Objective To investigate the effect of prone position ventilation (PPV) on hemodynamics in patients with interstitial lung disease (ILD) concurrent with acute respiratory distress syndrome (ARDS) or not. Methods Severe ARDS patients received PPV treatment in intensive care unit from 2013 to 2015 were retrospectively analyzed. Pulse index continuous cardiac output (PiCCO) monitoring indices were compared 2h before PPV (PPV-2), in-PPV (PPVmean) and 2h after turn back to supine position (PPV+2), including mean arterial pressure (MAP), cardiac index (CI), intrathoracic blood volume index (ITBVI), etc. Heart function, liver function, renal function, coagulative function were compared before and after all the PPV treatment. Results Thirty-six severe pulmonary ARDS patients were recruited.
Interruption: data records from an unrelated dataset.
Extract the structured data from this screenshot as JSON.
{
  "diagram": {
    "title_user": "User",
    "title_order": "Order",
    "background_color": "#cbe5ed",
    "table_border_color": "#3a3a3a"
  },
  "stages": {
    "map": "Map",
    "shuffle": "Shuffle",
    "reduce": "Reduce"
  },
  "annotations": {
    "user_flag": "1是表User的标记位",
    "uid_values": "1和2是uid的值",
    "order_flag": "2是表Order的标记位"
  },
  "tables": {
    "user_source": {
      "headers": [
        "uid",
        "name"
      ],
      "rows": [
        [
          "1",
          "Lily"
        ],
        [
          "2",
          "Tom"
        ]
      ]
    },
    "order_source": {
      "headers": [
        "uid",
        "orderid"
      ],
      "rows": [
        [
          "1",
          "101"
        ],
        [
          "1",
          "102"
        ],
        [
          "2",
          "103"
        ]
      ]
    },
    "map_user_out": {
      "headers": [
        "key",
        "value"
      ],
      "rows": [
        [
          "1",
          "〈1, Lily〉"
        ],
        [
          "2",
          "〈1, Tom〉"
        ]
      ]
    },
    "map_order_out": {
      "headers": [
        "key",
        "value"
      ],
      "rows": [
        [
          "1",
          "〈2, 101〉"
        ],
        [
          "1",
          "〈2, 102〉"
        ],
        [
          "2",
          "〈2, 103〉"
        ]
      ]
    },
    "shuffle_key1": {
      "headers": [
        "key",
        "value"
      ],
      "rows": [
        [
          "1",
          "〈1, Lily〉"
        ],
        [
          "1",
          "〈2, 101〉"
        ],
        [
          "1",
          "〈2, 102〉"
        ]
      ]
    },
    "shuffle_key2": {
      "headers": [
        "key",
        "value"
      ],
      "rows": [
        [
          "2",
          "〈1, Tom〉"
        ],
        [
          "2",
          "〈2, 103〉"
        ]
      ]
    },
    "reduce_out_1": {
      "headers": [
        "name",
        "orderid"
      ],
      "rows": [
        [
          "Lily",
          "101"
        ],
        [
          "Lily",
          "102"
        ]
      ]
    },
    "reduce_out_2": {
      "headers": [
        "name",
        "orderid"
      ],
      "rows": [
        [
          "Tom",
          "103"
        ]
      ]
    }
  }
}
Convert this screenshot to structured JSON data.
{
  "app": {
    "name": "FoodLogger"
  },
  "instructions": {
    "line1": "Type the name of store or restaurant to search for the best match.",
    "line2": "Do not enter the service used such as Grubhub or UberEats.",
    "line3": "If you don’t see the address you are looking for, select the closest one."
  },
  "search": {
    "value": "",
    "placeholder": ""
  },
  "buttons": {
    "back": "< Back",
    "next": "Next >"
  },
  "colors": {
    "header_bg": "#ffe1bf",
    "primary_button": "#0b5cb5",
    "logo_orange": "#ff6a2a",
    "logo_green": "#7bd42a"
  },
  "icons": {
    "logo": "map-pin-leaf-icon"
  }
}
Norepinephrine (NE) dose was (0.14±0.10) μg·kg-1·min-1 and lactate concentration was (1.70±0.57) mmol/L before PPV. CI in all the patients was increased [(4.06±0.95) L·min-1·m-2 vs. (3.98±1.05) L·min-1·m-2, P > 0.05) and central venous oxygen saturation, ITBVI [(76.94±8.94)% vs. (70.67±8.23)%, (982.17±245.87) mL/m2 vs. (912.97±177.65) mL/m2, P < 0.05)] were significantly increased compared with PPV-2, while heart rate (HR), MAP, urine volume were decreased (P > 0.05). The patients were divided into an ILD group (n=17) andanon-ILD group (n=19),and no significant differences were found in baseline data between two groups. Compared with PPV-2, MAP was significant decreased at PPV+2 [(85.44±10.84) mm Hg vs. (89.21±10.92) mm Hg, P < 0.05) in the ILD group. Compared with PPVmean, CI was obviously declined at PPV+2 in the ILD group. Activated partial thromboplastin time was increased [(67.04±97.52)s vs. (41.24±8.72) s, P < 0.05] and BUN was higher [(10.64±4.95) μmol/L vs. (8.18±3.88) μmol/L, P < 0.05] in the ILD group, while no significant difference was found in the non-ILD group. Conclusion PPV will not affect cardiac output in severe ARDS patients with ILD. It can increase venous return and improve tissue perfusion, but the perfusion of the abdomen organ need to be monitored cautiously.